World Travels
Honeymoon Travel Adventure
Jaipur and Agra, March 21 to 26

What an strange, unforgettable experience to be sleeping on a crowded three tiered overnighter train to Jaipur and be woken up early in the morning to the sound of a man walking by chanting "chaaaiiiieeee", not to mention several other men letting out some bellowing farts and horking up their morning phlegm....Oh what a joy! 

We'd planned the first three weeks of our trip in India so that we'd be able to fit in the Elephant festival in the capital city of Rajasthan, Jaipur. Unfortunately when the time arrived, we were quite disappointed as the event catered mostly to tourists and was badly organized. People crowded around the field taking pictures of the elephants and festivities, not allowing for many others to see what was going on from the stands.  Sitting on the side lines was not an option.  Imagine that! An Indian festival filled with chaos! No matter though. It was still nice to get up close to the beautifully decorated elephants. It was also interesting to see piles of wood about the size of a person at many of the street intersections which were lit on fire just before sundown for worshipping purposes, in connection with India's Holi Festival. 

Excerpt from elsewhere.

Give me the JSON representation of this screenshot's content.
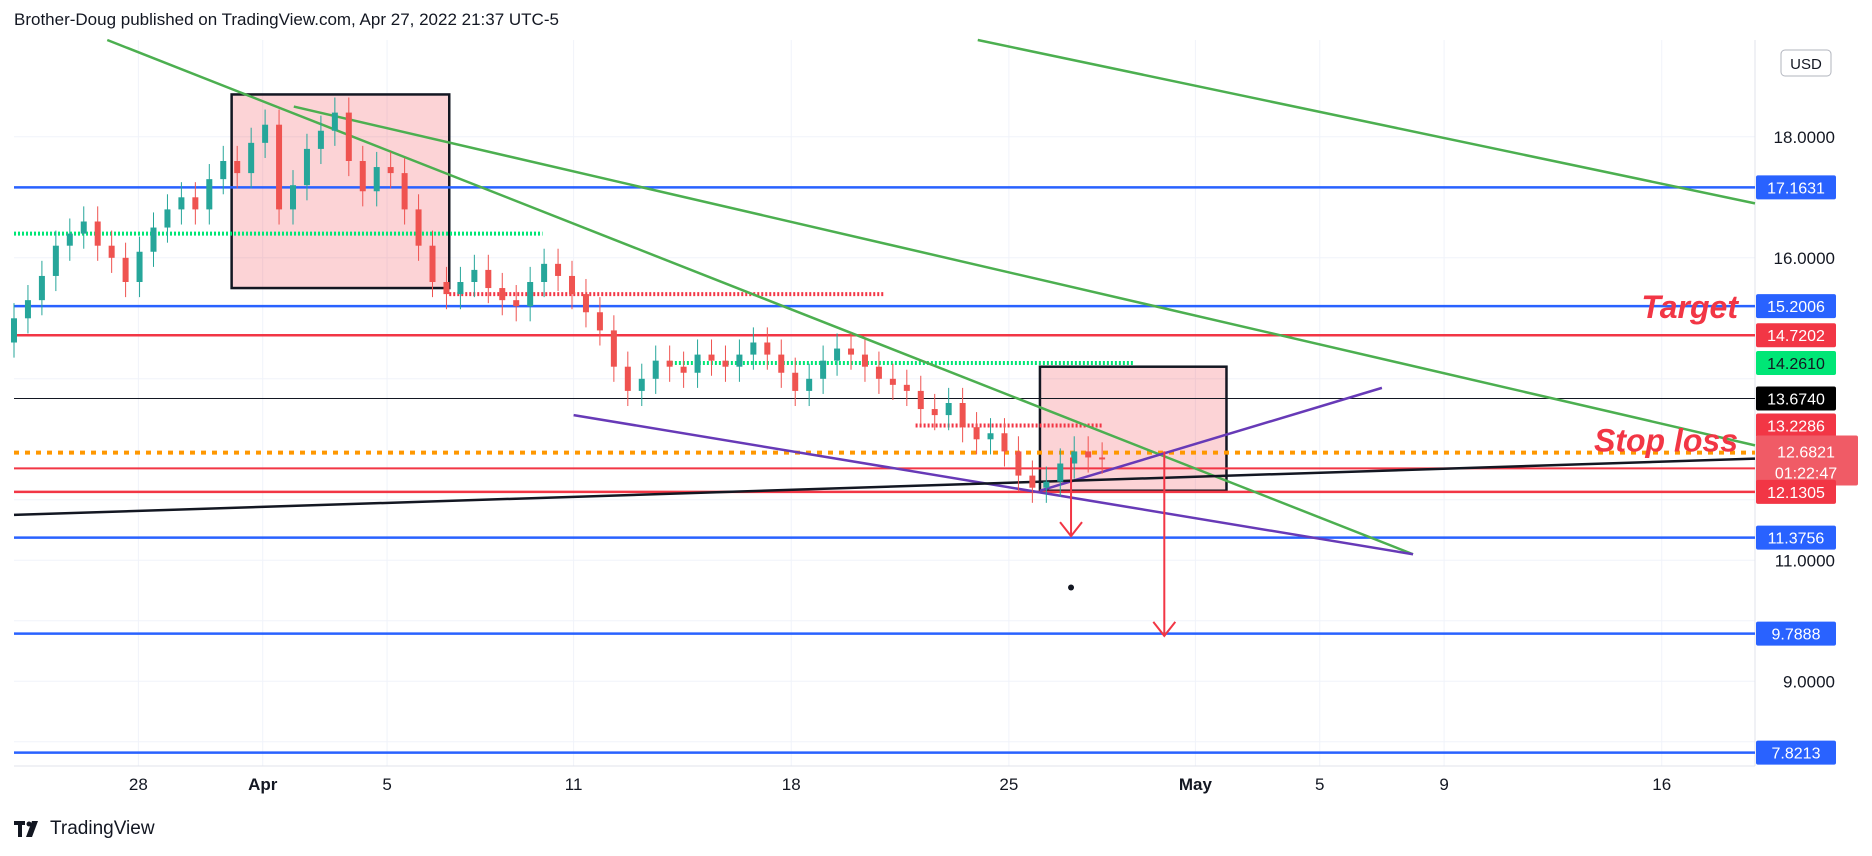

Jaipur was a typical, hectic Indian city where tourists were constantly hassled for rickshaw rides or by shop vendors trying to lour you into stores for "just looking!" or "looking is free" purposes. Nevertheless one always has to appreciate the different sites and experiences.

The next day was Holi Festival, a holiday throughout India, where people smear eachothers faces and heads with every possible colour of food colouring powder while saying "Happy Holi"! We were a bit shy at first to leave the comforts of our hotel when we could hear all the commotions on the street but realized we couldn't miss out on such a unique festival. The experience of being cheerfully approached and doused by locals while walking along the street was fun except when some of the young men took advantage of the situation and got in some cheap grabs, nothing too serious but annoying to say the least. A few hours of getting holied was enough for us and we headed back to the hotel for a good soaking.

From Jaipur we made our way to Agra to see the Taj Mahal.  The Taj was an amazingly beautiful mausoleum.  It was built in memory of to the Muslim Shah Jahan deceased wife and queen Mumtaz Mahal, who died in childbirth. Set right next to the Yamuna river it was an impressive piece of architecture, made entirely out of white marble, it looked almost surreal.  Such a great feeling to be standing next to and seeing in real life a monument that you feel like you know so well and have seen in so many pictures.  It was well worth the visit.  

We also took a day trip from Agra to a place called Fatehpur Sikri.  The fort and palace were constructed between 1571 and 1585 as a new headquarters for the Mughal Emperor Akhbar.  The fort and palace were abandoned due to a lack of water after his death and have therefore, been very well preserved over the years.  The palace buildings and area were very nice to visit, and the impressive Fatehpur Sikri Gate, which is 54m high, was incredible.  We left before the sun got too high in the sky back for Agra and some room fan action. 


After a few nights in Agra relaxing and shopping we made our way by train to Varanasi, on a three tiered AC car this time.  We figured that we would give ourselves a step up in classes as compared to our overnight Rajastan train.